Когда их вызвали на послеполуденную часть Собора, Мэтт с Прутиком остались в комнате Томаса. На этот раз они были провозглашены и усажены на места с меньшей помпезностью; теперь Старейшему уже не было нужды представлять их во всех подробностях.

Но Певчий, выглядевший посвежевшим после перерыва и отдыха, произвел церемониальный вход снова. Он поднял свой Посох, задержавшись у подножия амвона и аудитория зааплодировала ему в знак признания его выдающегося выступления этим утром. Выражение его лица не изменилось. Оно не менялось весь день. Ни гордости, ни улыбки. Он просто стоял, внимательно глядя на публику, на людей, для которых Песнь была реальной историей, историей их потрясений, падений, ошибок. Так же, как и рассказом о новых испытаниях и надеждах. Кира и Томас аплодировали вместе со всеми и Джо, подражая им, энергично хлопала своими ладошками.

Пробиваясь сквозь грохот аплодисментов, по мере того, как Певчий взбирался по ступеням амвона, Кира посмотрела на Томаса. Они слышали его снова. Монотонный, волочащийся металлический звук. Все тот же звук, который они заметили утром, перед началом Песни.

Кира оглядывалась по сторонам. Но никто больше не обращал внимания на неровный, тяжелый стук. Жители наблюдали за Певчим, как он глубоко дышит и собирается с силами. Он переместился в центр амвона, прикрыл глаза и перебирал пальцами по Посоху, в поисках нужного места. Казалось, он едва заметно колеблется.

Вот! Она услышала его снова. Затем, почти что случайно и на одну только секунду она мельком разглядела это. Внезапно и с ужасом она поняла, что это был за звук. Но наступила тишина. А за ней началась Песнь.

 

21

 

- Что случилось, Кира? Скажи!

Собор подошел к концу. Томас шел за ней вверх по ступеням. Джо отправилась в свою комнату в сопровождении Служки, сразу же после волнующего момента ее триумфа.

В завершение праздника, когда вся аудитория поднялась со своих мест и пропела в один голос с Певчим величественное “Аминь!

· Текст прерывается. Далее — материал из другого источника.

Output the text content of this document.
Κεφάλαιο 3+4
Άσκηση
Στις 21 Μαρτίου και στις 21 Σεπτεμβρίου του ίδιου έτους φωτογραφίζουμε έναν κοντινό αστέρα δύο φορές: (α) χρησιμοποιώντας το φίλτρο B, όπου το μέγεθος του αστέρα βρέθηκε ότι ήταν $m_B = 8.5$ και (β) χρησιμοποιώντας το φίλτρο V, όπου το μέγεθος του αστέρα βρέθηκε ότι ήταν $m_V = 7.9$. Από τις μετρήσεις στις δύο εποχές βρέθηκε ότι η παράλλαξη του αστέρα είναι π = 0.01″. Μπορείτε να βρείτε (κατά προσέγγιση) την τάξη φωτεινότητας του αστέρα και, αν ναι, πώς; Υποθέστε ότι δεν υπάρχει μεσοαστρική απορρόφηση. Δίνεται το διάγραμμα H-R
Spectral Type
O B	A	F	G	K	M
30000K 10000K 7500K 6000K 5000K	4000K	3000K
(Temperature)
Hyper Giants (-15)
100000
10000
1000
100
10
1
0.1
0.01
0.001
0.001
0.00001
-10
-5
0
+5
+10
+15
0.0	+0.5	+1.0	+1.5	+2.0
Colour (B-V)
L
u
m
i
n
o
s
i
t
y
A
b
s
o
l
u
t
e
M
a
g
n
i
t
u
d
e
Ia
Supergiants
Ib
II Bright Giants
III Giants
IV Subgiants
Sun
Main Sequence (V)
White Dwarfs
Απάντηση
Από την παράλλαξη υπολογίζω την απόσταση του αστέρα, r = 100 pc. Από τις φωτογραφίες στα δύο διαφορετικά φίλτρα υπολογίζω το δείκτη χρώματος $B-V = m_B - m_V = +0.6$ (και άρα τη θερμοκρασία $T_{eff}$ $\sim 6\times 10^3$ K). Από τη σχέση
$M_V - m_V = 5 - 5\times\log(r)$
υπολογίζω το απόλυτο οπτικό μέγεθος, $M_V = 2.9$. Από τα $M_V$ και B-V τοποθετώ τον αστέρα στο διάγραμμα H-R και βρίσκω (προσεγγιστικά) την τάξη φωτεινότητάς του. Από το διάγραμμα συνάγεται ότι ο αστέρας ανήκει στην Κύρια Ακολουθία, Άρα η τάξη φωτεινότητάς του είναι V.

Да будет так”, которое всегда знаменовало собой окончание Песни, Певчий поманил рукой девочку. И хотя ребенок то нетерпеливо ерзал, то дремал на протяжении долгих часов Песни, она зыркнула на него так, словно только очнулась и когда стало понятно, что он подзывает ее присоединиться к нему, соскочила со своего стула и охотно подбежала к амвону. Она стояла рядом с ним и сияла от удовольствия, помахивая маленькой ручкой. А люди, отбросившие торжественность и приличия, свистели и топали ногами в знак высочайшей признательности.

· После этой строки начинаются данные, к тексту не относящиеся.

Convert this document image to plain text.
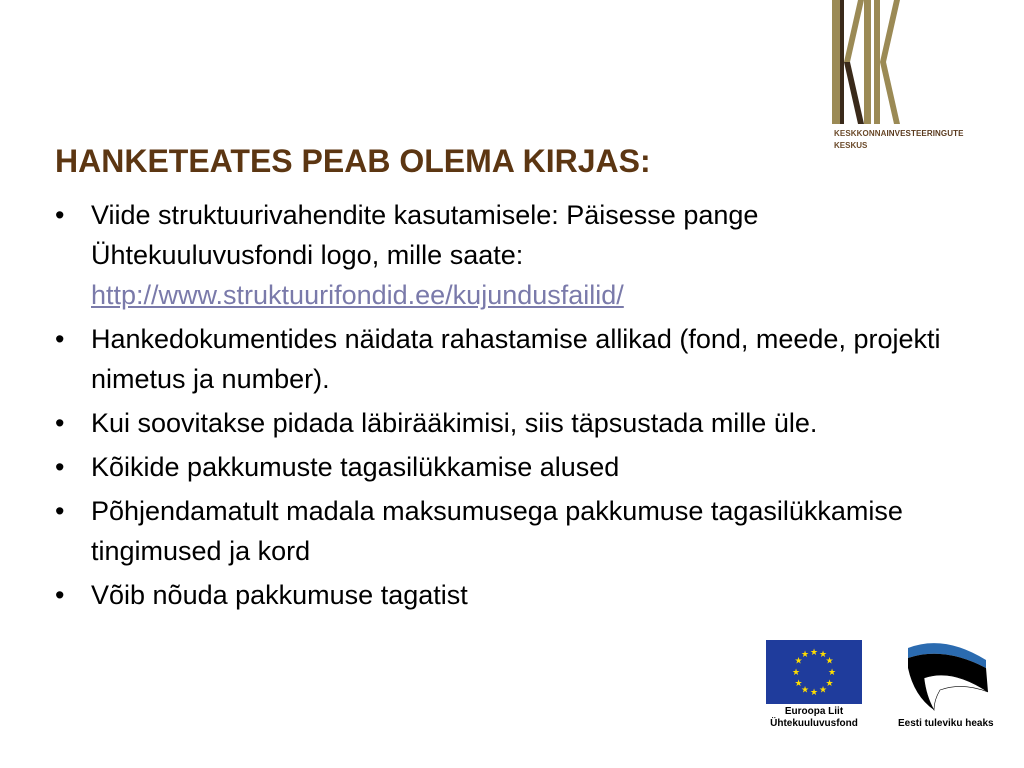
KESKKONNAINVESTEERINGUTE
KESKUS
HANKETEATES PEAB OLEMA KIRJAS:
• Viide struktuurivahendite kasutamisele: Päisesse pange Ühtekuuluvusfondi logo, mille saate:
http://www.struktuurifondid.ee/kujundusfailid/
• Hankedokumentides näidata rahastamise allikad (fond, meede, projekti nimetus ja number).
• Kui soovitakse pidada läbirääkimisi, siis täpsustada mille üle.
• Kõikide pakkumuste tagasilükkamise alused
• Põhjendamatult madala maksumusega pakkumuse tagasilükkamise tingimused ja kord
• Võib nõuda pakkumuse tagatist
★ ★
★
★
★
★
★
★
★
★
★
★
Euroopa Liit
Ühtekuuluvusfond	Eesti tuleviku heaks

Кира же оставалась неподвижной и молчаливой, ошеломленной своим новым знанием, тяжелым, мрачным предчувствием.

Этот страх и уныние оставались с ней и теперь, когда она с трудом ковыляла по лестнице и Томас упрашивал ее объяснить, что с ней не так. Кира сделала глубокий вдох и приготовилась рассказать ему, что она видела.

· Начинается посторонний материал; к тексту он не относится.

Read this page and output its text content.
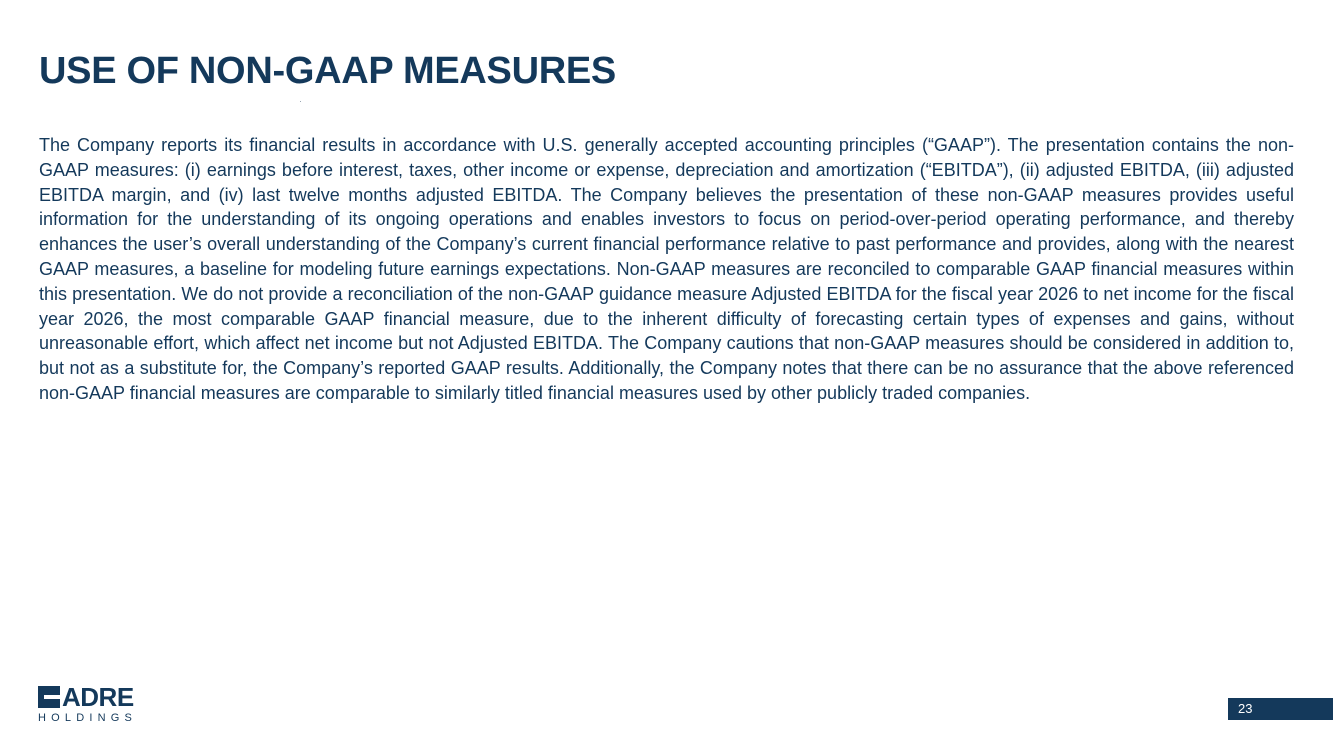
USE OF NON-GAAP MEASURES

The Company reports its financial results in accordance with U.S. generally accepted accounting principles (“GAAP”). The presentation contains the non-GAAP measures: (i) earnings before interest, taxes, other income or expense, depreciation and amortization (“EBITDA”), (ii) adjusted EBITDA, (iii) adjusted EBITDA margin, and (iv) last twelve months adjusted EBITDA. The Company believes the presentation of these non-GAAP measures provides useful information for the understanding of its ongoing operations and enables investors to focus on period-over-period operating performance, and thereby enhances the user’s overall understanding of the Company’s current financial performance relative to past performance and provides, along with the nearest GAAP measures, a baseline for modeling future earnings expectations. Non-GAAP measures are reconciled to comparable GAAP financial measures within this presentation. We do not provide a reconciliation of the non-GAAP guidance measure Adjusted EBITDA for the fiscal year 2026 to net income for the fiscal year 2026, the most comparable GAAP financial measure, due to the inherent difficulty of forecasting certain types of expenses and gains, without unreasonable effort, which affect net income but not Adjusted EBITDA. The Company cautions that non-GAAP measures should be considered in addition to, but not as a substitute for, the Company’s reported GAAP results. Additionally, the Company notes that there can be no assurance that the above referenced non-GAAP financial measures are comparable to similarly titled financial measures used by other publicly traded companies.

ADRE
HOLDINGS
23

Но в конце лестничного пролета они были прерваны взглядом Мэтта, выглядывавшим из распахнутой двери Кириной комнаты. Он широко улыбался и нетерпеливо приплясывал с ноги на ногу.

- Он прибыл! - прокричал Мэтт, - главный подарок!

Кира вошла в комнату и остановилась, как вкопанная. Она с любопытством уставилась на незнакомца, сидевшего на стуле, устало ссутулившегося. По его вытянутым ногам можно было сказать, что мужчина был довольно высок. У него была седина в волосах, хотя он еще не был стар; три слога, подумала Кира, пытаясь классифицировать его каким-нибудь способом, который помог бы объяснить его присутствие здесь. Да, три слога, решила она. Примерно как Джамисон. Быть может, того же самого возраста, что и брат ее матери.

Она пихнула локтем Томаса:

- Смотри, - прошептала она, обращая его внимание на цвет рубашки мужчины, - синий.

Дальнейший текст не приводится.